Later, when discussing my one-act play with the other drama teacher, she’s dubious over my idea of submitting it to a disabled playwriting festival. In her eyes, I don’t meet the qualifications. I’m not “classically disabled”—so, therefore, I’m fine.

I don’t have the time to begin to explain to her how harmful that thinking is; how those stereotypes perpetuate the lack of disability awareness and functionality. I am “high-functioning” in her eyes, making me okay.

Plot twist: I’m not.

My drama teachers love me dearly. They don’t make these comments out of malice, but out of ignorance. However, it should not rest upon my shoulders—which are so prone to dislocation—to educate each and every person who sees me as abled. I do what I can, but my disability makes my life justification and defense over the treatment I require.
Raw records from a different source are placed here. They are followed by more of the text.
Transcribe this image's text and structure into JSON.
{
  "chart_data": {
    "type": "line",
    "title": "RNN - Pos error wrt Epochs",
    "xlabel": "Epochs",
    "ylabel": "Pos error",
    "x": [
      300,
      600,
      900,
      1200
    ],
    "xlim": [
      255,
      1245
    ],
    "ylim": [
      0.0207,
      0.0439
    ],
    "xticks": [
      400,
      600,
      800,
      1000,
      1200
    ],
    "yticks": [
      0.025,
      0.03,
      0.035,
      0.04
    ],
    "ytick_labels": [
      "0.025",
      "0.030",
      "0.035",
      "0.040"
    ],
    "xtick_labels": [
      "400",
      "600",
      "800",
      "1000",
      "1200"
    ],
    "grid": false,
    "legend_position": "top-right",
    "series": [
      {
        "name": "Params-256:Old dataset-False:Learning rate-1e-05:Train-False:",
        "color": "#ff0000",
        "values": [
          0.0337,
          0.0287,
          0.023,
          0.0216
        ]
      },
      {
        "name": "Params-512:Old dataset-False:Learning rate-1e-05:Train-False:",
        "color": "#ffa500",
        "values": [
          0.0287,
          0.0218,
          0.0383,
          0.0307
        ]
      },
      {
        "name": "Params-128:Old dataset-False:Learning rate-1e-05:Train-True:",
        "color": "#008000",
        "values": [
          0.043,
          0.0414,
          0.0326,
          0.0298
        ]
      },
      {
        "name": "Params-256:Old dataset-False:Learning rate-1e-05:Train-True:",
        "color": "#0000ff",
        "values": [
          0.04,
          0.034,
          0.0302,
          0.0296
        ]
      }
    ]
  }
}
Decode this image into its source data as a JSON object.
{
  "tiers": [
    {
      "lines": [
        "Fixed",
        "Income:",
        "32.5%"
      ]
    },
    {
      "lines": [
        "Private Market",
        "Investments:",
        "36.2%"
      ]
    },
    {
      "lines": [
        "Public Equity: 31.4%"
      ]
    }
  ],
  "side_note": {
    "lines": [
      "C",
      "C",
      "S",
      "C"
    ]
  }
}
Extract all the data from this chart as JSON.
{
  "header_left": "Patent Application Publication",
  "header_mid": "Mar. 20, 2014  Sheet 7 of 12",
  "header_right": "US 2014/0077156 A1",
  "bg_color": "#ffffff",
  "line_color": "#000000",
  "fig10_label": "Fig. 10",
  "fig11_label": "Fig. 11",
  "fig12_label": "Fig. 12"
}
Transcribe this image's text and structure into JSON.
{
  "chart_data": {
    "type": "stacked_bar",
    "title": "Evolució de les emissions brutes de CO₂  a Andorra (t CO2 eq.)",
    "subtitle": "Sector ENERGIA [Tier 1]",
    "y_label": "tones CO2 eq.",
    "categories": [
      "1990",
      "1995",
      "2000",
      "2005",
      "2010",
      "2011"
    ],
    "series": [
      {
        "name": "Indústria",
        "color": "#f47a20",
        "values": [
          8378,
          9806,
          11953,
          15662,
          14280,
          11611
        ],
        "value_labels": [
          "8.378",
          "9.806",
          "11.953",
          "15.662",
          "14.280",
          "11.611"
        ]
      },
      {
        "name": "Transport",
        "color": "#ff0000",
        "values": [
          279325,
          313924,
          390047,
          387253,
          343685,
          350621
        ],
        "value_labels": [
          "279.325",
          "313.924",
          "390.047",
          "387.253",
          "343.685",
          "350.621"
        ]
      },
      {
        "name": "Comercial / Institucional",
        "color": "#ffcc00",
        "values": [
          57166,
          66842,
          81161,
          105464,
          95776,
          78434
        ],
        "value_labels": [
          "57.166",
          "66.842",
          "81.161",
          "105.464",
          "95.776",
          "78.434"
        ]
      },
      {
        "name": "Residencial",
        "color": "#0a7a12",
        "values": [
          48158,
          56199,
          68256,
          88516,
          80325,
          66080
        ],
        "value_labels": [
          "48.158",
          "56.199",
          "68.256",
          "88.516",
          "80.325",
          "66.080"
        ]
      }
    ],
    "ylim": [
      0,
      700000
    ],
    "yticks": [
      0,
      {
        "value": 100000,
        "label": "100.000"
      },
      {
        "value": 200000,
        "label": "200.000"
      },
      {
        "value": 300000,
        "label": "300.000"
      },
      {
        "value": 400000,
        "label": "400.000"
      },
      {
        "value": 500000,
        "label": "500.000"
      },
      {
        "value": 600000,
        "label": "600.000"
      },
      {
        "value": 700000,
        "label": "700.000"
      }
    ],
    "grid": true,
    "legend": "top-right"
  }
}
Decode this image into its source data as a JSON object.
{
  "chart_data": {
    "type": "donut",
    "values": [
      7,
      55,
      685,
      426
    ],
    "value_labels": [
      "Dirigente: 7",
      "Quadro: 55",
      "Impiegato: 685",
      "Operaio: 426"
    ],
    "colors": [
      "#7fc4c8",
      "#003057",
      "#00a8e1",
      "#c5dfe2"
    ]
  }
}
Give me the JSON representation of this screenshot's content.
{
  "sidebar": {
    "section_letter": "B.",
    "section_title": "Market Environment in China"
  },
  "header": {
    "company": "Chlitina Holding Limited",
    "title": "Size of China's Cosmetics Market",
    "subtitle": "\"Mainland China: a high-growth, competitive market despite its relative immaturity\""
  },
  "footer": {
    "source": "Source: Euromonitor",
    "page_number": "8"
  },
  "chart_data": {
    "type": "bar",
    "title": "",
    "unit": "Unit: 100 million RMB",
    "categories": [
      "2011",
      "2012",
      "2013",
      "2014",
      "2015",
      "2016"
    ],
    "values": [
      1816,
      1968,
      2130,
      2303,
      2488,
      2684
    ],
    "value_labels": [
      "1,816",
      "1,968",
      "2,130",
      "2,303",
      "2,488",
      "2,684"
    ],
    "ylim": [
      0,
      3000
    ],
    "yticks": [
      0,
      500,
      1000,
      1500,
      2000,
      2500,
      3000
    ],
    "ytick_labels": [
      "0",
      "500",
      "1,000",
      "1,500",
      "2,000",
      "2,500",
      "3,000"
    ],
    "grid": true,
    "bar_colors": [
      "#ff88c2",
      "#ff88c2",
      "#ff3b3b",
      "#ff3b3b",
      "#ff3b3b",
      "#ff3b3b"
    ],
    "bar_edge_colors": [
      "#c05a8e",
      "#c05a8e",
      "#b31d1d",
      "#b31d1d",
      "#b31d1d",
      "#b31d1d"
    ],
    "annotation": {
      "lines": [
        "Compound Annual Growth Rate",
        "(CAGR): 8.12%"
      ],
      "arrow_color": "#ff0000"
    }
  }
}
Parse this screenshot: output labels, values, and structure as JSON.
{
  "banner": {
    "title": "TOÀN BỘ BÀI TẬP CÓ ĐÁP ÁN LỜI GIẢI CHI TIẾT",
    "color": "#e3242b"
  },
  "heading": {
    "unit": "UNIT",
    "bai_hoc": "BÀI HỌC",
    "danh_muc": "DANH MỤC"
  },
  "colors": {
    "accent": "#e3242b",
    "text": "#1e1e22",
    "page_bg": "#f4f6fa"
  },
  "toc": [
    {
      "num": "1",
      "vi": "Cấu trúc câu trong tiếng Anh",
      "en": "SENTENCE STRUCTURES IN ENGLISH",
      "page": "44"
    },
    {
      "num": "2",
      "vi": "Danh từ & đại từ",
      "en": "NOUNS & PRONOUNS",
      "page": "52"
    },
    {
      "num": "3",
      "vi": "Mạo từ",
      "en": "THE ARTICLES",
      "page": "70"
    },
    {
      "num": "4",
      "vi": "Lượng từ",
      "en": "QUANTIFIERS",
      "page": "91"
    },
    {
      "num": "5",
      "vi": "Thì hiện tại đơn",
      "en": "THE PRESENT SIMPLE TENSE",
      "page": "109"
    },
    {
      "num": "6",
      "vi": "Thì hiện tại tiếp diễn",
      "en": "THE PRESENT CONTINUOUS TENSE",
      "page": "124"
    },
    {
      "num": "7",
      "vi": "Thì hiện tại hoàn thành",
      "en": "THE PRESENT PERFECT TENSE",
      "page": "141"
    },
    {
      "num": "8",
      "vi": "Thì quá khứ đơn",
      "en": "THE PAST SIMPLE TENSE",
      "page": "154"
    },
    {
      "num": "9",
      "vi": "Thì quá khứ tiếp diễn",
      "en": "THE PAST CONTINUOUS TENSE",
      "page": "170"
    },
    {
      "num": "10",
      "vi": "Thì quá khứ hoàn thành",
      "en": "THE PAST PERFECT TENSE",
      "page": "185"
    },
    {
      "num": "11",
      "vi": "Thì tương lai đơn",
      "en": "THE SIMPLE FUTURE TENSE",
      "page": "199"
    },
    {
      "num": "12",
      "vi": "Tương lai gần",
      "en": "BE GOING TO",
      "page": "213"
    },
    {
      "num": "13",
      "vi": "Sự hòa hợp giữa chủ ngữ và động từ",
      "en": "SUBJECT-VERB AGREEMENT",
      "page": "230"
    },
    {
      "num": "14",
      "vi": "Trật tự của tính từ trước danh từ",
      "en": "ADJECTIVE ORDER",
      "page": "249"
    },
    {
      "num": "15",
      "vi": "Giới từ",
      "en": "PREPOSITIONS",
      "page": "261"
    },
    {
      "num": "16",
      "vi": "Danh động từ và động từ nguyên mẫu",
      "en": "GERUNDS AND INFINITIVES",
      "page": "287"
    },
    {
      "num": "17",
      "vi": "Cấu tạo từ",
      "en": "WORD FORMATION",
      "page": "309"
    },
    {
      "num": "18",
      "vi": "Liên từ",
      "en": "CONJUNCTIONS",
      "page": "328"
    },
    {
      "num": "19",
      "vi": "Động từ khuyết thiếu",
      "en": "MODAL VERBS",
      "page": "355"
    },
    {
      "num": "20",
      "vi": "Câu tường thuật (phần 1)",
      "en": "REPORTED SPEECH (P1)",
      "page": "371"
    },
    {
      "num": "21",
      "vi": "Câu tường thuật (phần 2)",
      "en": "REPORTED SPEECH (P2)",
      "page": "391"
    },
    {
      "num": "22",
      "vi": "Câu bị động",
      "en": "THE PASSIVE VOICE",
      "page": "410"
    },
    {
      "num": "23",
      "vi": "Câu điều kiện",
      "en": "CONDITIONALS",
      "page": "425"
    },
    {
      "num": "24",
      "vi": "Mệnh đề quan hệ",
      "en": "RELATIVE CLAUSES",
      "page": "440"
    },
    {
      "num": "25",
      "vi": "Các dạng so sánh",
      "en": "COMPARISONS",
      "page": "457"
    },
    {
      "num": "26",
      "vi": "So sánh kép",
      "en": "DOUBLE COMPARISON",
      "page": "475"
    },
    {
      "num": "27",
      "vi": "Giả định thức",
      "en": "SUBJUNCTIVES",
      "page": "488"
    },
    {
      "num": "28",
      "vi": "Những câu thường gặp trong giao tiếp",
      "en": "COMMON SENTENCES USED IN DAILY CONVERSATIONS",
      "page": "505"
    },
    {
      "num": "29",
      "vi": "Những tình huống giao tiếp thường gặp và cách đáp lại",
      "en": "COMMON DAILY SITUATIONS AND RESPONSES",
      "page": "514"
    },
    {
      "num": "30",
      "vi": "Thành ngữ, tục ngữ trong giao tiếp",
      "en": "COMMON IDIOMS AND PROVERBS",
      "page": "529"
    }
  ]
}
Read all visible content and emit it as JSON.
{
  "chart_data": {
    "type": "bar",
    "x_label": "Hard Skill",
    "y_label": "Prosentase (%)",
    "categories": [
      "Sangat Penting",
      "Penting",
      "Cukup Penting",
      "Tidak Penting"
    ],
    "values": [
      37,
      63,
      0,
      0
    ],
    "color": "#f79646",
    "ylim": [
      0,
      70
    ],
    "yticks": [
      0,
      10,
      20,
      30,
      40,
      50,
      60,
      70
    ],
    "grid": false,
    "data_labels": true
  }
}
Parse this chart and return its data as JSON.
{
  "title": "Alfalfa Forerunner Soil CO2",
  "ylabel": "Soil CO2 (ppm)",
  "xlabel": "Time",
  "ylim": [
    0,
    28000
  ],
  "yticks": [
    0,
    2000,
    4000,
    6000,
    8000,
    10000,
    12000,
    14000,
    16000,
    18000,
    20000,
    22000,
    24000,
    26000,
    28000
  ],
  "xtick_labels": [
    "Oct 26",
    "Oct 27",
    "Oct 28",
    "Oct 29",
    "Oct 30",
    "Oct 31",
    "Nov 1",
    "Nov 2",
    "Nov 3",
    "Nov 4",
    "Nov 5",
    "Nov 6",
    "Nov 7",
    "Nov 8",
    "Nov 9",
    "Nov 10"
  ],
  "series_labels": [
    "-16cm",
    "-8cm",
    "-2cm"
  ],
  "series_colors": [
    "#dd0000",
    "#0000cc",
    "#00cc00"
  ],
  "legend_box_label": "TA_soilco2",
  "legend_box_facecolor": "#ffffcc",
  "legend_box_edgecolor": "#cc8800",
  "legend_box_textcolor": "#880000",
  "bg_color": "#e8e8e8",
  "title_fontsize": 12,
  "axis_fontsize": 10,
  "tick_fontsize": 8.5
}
My disability creates long conversations in which I have to be able to pull out websites and medical notes and facts to verify my diagnosis.

My disability means that I look abled—until I don’t. Until chronic pain has put me in a wheelchair because my hips won’t work properly. Until I’ve broken another ankle and I’m “crippled again.” Until I show proof that I am disabled, I am not.

At thirteen, I was diagnosed with hypermobility Ehlers Danlos Syndrome. Years of chronic pain and baffled doctors had finally led to this life-changing moment, and my mom and I cried together in the car after the appointment. We finally had answers. Other diagnoses began to arise: postural orthostatic tachycardia syndrome (POTS), scoliosis, a chronic migraine disorder, TMJ, a Chiari I malformation, narcolepsy and cataplexy, a history of torn ligaments and cysts, osteoporosis, specific antibody deficiencies, depression and anxiety and post-traumatic stress disorder, and still—I was “just unwell”. Family and friends and teachers and strangers and doctors all told me—I was just clumsy. My whole life, everything I had gone through—it was me being just accident-prone.

People require my entire medical history in order to justify my existence and allow themselves comfort in their judgment of whether they feel I am “disabled.” I am made to feel like I owe it to them, because how else are they to understand my plight? Abled people use the word just as a modifier to instantly delegitimize disabled struggles—by changing “she’s clumsy” into “she’s just clumsy,” one word reframes the mindset and connotation of a sentence. “She’s clumsy” allows for disability to play a role in the effects of injury, but the instant “just” is inserted into the sentence, it negates and dismisses the experience a disabled person goes through. The word “just” is used to explain disability with everything other than disability.

My hidden disability means that a majority of the time, I look abled. I am walking, functional, and the only signs of my chronic condition are the surgery scars marring my arms. I am blessed, in many ways, to be able to function the way I do. But my hidden disability has alienated me from disabled groups, allowed strangers to feel they have the right to comment on my “status” as disabled, and created problems getting the medical treatment I need because I don’t present classically (even within my disability). It has led to judgment over my position as an advocate for disabled rights within my school community, claims that I am “faking” out of a necessity for attention, and frustration with friends every time I have to explain to them—once more—I am disabled.

My hidden disability gives me relief from certain prejudices and stigmatization that others in the disabled community experience. Slurs are not thrown at me for my outward appearance. I do not have to give up shopping at certain stores because they are not ADA compliant. I am not visibly presenting all the time, and I will never say that I don’t find relief in that.

But my hidden disability bites when I am in a wheelchair, and friends suddenly understand just how well I know exactly which stores are ADA compliant. My life has become justification and defense before I am allowed help and support. When I do visibly present, it’s so much easier to classify me as “injured” instead of “suffering from a flare-up of a chronic condition caused by disability.” Hidden disabilities create internal struggle—am I disabled enough to say I belong to this community?

The simple truth of hidden disabilities: I must be able to defend my diagnosis and disability before society allows me to have one.